Remark. This proof does not work if one tries to swap $R_{i}$ and $R_{j}$ if $|i-j| \neq 1$. For example if we swapped $R_{i}$ and $R_{i+2}$ then there are some issues caused by the possible presence of the blue point $B_{i+1}$ in the green $\operatorname{arc} R_{i+2} \rightarrow B_{i+2}$.

II Second longer solution using an invariant. Visually, if we draw all the segments $R_{i} \rightarrow B_{i}$ then we obtain a set of $n$ chords. Say a chord is inverted if satisfies the problem condition, and stable otherwise. The problem contends that the number of stable/inverted chords depends only on the layout of the points and not on the choice of chords.
![](https://cdn.mathpix.com/cropped/2024_11_19_ecd01a6fb7aaf697c013g-10.jpg?height=518&width=598&top_left_y=1985&top_left_x=729)

In fact we'll describe the number of inverted chords explicitly.
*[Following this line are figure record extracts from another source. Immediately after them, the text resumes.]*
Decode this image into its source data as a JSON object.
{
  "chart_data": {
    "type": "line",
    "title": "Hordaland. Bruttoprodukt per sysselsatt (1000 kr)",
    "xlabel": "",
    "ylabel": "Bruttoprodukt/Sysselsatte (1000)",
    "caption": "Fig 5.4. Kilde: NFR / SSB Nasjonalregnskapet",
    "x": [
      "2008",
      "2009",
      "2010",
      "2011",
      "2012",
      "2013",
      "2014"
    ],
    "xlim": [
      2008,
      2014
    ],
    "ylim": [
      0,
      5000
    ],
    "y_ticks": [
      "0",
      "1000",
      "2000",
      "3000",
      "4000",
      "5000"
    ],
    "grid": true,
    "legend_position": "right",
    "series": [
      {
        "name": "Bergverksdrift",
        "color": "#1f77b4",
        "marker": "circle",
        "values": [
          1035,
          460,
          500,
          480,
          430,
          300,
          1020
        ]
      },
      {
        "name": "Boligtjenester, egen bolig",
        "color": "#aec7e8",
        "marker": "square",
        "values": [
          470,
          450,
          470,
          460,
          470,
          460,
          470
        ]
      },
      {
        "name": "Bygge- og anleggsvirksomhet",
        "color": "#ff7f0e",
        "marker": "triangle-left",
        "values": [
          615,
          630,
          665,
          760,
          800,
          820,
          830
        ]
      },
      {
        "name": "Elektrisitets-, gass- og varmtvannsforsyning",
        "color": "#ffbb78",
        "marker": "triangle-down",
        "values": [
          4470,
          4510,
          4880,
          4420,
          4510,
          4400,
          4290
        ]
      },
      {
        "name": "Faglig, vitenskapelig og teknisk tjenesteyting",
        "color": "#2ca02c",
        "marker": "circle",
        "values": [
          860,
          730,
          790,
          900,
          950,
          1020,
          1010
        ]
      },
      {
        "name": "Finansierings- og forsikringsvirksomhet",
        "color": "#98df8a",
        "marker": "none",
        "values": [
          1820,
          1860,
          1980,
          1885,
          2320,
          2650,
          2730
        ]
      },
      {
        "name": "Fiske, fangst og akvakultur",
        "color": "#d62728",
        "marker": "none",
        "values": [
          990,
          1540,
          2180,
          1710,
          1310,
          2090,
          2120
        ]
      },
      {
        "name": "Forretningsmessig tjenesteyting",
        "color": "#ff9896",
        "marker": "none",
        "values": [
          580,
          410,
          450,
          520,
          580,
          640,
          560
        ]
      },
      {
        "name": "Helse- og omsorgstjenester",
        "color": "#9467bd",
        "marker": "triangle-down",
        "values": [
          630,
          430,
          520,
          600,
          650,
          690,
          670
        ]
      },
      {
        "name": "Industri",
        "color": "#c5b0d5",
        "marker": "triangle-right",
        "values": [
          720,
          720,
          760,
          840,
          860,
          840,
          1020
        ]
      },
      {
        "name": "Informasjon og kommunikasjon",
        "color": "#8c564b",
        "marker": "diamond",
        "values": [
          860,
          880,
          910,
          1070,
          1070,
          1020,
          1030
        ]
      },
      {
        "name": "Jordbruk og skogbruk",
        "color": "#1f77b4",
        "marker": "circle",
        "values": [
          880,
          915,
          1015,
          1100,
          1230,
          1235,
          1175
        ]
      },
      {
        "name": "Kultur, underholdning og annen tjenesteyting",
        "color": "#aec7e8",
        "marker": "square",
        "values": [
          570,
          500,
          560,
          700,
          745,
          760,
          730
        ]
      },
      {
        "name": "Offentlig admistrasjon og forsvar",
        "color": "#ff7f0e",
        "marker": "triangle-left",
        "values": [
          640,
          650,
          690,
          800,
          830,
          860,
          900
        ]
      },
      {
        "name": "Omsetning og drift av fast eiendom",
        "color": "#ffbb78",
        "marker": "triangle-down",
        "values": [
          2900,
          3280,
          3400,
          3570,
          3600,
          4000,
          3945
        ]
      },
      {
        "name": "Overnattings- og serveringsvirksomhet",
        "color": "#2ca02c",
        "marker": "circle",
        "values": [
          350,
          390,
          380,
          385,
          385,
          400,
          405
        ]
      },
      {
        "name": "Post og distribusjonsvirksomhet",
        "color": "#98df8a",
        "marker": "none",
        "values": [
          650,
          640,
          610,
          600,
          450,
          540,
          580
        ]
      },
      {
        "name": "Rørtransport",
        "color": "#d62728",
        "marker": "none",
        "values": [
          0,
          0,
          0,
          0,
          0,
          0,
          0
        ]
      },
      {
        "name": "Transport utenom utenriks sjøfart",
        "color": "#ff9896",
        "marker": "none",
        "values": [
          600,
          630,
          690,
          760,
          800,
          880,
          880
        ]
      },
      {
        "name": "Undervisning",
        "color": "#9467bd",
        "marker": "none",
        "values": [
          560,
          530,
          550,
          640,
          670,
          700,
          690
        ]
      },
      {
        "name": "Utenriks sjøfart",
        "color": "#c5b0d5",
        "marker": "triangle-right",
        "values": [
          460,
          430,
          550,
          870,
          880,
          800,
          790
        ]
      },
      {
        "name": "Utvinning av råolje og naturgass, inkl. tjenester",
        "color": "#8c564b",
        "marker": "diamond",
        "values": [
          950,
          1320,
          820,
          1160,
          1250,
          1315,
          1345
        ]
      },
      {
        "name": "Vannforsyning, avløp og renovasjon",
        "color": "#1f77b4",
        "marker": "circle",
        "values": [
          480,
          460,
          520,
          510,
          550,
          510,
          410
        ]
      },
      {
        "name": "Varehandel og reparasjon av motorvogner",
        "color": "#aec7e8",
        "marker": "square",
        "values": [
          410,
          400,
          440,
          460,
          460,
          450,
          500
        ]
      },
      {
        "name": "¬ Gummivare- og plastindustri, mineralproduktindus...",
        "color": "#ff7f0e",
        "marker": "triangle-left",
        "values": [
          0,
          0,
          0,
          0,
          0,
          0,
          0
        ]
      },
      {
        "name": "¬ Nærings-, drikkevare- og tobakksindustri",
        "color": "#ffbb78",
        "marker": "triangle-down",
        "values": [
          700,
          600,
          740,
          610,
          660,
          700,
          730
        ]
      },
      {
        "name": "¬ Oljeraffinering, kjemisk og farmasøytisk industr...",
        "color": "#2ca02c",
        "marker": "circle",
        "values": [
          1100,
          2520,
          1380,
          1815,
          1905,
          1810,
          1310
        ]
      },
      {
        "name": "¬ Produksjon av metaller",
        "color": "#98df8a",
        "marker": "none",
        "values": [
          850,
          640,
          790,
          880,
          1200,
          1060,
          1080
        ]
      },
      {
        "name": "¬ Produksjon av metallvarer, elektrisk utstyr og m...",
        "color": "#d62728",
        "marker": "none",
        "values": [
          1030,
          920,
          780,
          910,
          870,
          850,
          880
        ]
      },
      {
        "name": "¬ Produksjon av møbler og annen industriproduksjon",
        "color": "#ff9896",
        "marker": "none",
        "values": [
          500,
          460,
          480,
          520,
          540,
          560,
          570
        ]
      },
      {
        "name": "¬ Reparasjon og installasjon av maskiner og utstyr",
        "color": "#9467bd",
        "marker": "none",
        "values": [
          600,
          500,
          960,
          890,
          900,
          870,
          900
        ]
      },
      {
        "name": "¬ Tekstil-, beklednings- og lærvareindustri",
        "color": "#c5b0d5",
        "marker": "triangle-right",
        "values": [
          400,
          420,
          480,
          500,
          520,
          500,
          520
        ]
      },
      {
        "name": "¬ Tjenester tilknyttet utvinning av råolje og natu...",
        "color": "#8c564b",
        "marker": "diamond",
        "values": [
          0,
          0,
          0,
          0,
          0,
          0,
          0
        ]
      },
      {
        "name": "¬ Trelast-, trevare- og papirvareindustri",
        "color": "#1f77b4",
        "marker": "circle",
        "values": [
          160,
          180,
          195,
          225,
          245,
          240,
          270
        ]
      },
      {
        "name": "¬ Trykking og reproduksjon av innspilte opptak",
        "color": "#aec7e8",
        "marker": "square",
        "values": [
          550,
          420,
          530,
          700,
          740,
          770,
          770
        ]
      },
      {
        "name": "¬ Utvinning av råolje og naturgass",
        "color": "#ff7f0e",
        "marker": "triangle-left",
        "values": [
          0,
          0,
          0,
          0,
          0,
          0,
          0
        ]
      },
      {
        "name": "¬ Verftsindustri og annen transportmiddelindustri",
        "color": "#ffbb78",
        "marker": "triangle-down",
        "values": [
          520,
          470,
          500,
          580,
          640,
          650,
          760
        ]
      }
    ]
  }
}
Starting from $(1,0)$ we keep a running tally of $R-B$; in other words we start the counter at 0 and decrement
by 1 at each blue point and increment by 1 at each red point. Let $x \leq 0$ be the lowest number ever recorded. Then:

Claim - The number of inverted chords is $-x$ (and hence independent of the choice of chords).

This is by induction on $n$. I think the easiest thing is to delete chord $R_{1} B_{1}$; note that the arc cut out by this chord contains no blue points. So if the chord was stable certainly no change to $x$. On the other hand, if the chord is inverted, then in particular the last point before $(1,0)$ was red, and so $x<0$. In this situation one sees that deleting the chord changes $x$ to $x+1$, as desired.